Ein-Eltern-Haushalte (Alleinerziehende) waren 2020 bis 2022 weit überdurchschnittlich von Armutsrisiken betroffen, Paarhaushalte ohne Kind demgegenüber unterdurchschnittlich. Die hohen Armutsrisiken von Alleinerziehenden haben sich gegenüber den Jahren 2015 bis 2019 verringert und unterscheiden sich in Ostdeutschland oder strukturschwachen Gebieten nur wenig vom gesamtdeutschen Mittel.

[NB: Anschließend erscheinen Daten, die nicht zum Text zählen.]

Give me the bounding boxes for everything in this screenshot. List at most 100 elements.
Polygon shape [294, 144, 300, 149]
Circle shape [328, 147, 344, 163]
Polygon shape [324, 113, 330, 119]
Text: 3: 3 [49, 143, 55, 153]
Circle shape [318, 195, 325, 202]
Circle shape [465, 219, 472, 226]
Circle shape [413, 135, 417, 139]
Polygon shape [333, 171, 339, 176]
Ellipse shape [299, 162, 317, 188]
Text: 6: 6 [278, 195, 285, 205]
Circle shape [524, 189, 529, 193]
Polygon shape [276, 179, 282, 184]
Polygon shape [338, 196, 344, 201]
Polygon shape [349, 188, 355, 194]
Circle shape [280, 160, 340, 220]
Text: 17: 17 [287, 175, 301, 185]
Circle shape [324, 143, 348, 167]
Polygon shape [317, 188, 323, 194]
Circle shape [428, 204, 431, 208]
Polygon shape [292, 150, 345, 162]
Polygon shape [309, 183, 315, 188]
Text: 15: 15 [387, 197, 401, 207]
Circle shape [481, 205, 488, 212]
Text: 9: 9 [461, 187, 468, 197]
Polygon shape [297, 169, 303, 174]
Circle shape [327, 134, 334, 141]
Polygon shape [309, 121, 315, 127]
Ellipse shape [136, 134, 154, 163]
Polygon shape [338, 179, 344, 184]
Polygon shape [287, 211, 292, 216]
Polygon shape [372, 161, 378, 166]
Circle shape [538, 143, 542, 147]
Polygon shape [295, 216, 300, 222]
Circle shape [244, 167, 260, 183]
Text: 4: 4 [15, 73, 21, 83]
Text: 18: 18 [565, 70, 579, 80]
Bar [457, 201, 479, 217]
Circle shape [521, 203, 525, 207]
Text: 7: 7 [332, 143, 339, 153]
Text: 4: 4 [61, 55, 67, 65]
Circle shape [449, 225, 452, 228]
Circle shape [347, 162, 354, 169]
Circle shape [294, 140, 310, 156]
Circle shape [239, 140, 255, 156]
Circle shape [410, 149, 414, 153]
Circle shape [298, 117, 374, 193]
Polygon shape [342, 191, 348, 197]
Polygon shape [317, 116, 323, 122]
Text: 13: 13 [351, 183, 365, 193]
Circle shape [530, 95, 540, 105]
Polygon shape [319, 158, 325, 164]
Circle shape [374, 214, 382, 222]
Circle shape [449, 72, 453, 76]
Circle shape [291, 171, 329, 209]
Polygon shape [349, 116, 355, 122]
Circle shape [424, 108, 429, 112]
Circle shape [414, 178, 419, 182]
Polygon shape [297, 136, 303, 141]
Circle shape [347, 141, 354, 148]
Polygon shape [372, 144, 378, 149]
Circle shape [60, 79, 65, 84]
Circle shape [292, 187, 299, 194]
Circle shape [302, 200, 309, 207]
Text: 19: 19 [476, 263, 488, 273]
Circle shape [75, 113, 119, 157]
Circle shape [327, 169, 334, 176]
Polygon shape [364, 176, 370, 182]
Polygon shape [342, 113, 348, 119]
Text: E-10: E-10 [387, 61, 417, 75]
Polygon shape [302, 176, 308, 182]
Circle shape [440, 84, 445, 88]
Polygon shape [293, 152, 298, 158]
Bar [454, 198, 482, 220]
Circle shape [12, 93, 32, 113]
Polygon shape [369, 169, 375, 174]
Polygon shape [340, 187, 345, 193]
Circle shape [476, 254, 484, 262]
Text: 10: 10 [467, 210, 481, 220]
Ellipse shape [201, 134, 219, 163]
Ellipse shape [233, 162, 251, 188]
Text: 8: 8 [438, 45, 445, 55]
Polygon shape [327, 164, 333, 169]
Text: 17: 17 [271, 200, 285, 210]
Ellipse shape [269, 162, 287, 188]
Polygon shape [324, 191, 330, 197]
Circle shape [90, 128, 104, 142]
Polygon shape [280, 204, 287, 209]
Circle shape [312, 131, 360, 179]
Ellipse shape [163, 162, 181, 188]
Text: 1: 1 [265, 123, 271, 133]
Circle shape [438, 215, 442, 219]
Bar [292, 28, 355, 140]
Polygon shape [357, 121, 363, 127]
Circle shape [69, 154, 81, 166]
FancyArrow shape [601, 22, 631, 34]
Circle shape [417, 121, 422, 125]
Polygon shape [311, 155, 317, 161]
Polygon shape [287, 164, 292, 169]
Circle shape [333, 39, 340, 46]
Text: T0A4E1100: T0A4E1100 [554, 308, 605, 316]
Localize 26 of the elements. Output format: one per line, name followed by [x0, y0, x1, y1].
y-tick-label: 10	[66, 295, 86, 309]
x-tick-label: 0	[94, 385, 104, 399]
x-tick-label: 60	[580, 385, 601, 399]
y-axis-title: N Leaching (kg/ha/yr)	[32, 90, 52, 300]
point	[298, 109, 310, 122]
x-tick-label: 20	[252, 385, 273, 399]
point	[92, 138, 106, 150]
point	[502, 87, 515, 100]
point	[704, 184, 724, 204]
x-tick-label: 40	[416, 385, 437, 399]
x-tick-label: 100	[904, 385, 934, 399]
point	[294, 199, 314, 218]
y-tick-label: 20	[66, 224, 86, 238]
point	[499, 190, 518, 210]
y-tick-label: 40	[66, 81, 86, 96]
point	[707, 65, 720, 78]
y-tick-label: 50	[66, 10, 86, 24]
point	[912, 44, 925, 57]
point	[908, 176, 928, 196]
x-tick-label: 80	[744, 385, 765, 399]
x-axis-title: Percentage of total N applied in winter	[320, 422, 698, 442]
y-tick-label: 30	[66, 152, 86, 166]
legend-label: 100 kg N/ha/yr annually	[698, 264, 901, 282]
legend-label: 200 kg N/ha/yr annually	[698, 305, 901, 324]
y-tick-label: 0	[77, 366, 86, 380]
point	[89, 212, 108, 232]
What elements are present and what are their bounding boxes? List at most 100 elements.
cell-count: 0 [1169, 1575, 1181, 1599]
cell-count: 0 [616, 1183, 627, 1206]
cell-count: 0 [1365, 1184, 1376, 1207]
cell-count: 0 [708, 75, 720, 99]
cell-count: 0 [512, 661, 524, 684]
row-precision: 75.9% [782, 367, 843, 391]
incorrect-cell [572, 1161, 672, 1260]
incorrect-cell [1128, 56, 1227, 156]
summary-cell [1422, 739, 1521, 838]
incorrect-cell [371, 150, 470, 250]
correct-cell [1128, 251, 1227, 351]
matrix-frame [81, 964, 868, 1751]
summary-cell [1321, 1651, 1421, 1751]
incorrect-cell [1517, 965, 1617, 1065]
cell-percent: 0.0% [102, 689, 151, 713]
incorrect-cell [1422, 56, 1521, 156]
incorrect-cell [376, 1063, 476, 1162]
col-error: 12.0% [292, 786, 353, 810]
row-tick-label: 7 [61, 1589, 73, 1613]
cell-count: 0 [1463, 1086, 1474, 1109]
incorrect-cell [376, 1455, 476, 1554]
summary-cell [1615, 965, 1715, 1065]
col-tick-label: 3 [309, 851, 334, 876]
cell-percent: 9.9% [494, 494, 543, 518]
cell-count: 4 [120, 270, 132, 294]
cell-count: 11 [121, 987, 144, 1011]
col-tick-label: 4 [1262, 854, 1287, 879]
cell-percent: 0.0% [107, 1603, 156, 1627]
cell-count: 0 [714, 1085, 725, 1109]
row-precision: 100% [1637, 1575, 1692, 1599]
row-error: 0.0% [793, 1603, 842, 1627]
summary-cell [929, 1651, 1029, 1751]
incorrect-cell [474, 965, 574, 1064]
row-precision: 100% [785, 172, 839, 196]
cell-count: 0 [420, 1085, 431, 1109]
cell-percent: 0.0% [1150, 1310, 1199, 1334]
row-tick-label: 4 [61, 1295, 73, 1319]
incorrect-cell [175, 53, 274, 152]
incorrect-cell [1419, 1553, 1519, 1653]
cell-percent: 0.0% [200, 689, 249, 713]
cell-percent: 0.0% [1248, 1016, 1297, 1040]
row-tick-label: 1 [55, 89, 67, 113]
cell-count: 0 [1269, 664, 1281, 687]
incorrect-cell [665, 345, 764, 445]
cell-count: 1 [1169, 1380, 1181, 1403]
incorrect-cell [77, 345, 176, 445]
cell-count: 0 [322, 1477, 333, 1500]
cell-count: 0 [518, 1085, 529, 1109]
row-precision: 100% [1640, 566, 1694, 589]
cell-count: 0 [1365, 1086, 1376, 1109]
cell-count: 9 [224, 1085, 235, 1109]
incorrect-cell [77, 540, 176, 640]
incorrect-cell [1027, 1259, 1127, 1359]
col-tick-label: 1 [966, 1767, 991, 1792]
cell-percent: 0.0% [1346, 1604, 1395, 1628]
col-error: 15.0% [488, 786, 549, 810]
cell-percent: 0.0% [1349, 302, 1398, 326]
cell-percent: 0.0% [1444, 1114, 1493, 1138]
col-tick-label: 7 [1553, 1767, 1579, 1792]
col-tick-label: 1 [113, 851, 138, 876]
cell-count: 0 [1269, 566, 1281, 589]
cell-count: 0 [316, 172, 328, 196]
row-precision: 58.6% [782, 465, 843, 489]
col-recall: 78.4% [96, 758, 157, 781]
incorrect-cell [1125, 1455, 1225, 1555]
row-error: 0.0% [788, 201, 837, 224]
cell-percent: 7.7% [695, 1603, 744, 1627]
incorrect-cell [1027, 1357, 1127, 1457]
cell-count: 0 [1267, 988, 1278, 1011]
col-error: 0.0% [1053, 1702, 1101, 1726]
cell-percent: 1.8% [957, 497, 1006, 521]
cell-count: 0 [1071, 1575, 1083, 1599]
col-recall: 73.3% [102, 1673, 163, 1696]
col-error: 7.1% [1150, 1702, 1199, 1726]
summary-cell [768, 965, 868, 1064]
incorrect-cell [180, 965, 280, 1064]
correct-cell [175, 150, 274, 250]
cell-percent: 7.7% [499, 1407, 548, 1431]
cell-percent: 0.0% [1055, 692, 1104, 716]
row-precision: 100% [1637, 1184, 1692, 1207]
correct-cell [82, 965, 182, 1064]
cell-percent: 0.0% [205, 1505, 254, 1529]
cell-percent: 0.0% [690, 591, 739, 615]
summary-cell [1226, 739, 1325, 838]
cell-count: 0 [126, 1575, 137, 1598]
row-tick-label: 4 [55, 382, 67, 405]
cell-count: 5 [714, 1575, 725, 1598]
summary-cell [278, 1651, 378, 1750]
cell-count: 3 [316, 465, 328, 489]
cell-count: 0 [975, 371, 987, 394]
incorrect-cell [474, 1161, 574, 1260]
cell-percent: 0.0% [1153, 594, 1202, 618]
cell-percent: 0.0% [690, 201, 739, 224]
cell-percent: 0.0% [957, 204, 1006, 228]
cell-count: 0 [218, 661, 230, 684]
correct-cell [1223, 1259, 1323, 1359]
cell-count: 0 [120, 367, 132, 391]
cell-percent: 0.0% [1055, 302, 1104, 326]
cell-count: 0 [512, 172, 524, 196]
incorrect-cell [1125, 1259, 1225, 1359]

Ordnet man die unterschiedlichen Haushaltstypen nach dem Ablauf im Lebenszyklus, so fallen zuerst die vergleichsweise hohen Armutsquoten bei jungen Alleinlebenden ins Auge. In den Jahren 2015 bis 2019 war etwa ein Drittel aller jungen Einpersonenhaushalte von Einkommensarmut (34 %) betroffen. Dieser Anteil hat sich bis zu den Jahren 2020 bis 2022 auf knapp 29 % verringert. Noch höher lag der Anteil in Ostdeutschland (36 %) und in strukturschwachen Gebieten (33 %). Damit waren jüngere Alleinlebende nahezu ähnlich stark von Armut betroffen wie Alleinerziehende. Auch Paarhaushalte mit drei und mehr Kindern waren überdurchschnittlich häufig von Armut betroffen. Singlehaushalte im Alter von 55 bis 74 Jahren unterlagen ebenfalls einem erhöhten Armutsrisiko, das in den Jahren 2020 bis 2022 nochmals etwas gestiegen und vor allem in Ostdeutschland überdurchschnittlich ausgeprägt war. Ungeachtet der insgesamt noch weiterhin eher niedrigen Altersarmut gab es offenkundig unter den Älteren vermehrt Gruppen mit erhöhten Armutsrisiken. Die niedrigsten Armutsquoten hatten Paarhaushalte ohne Kind.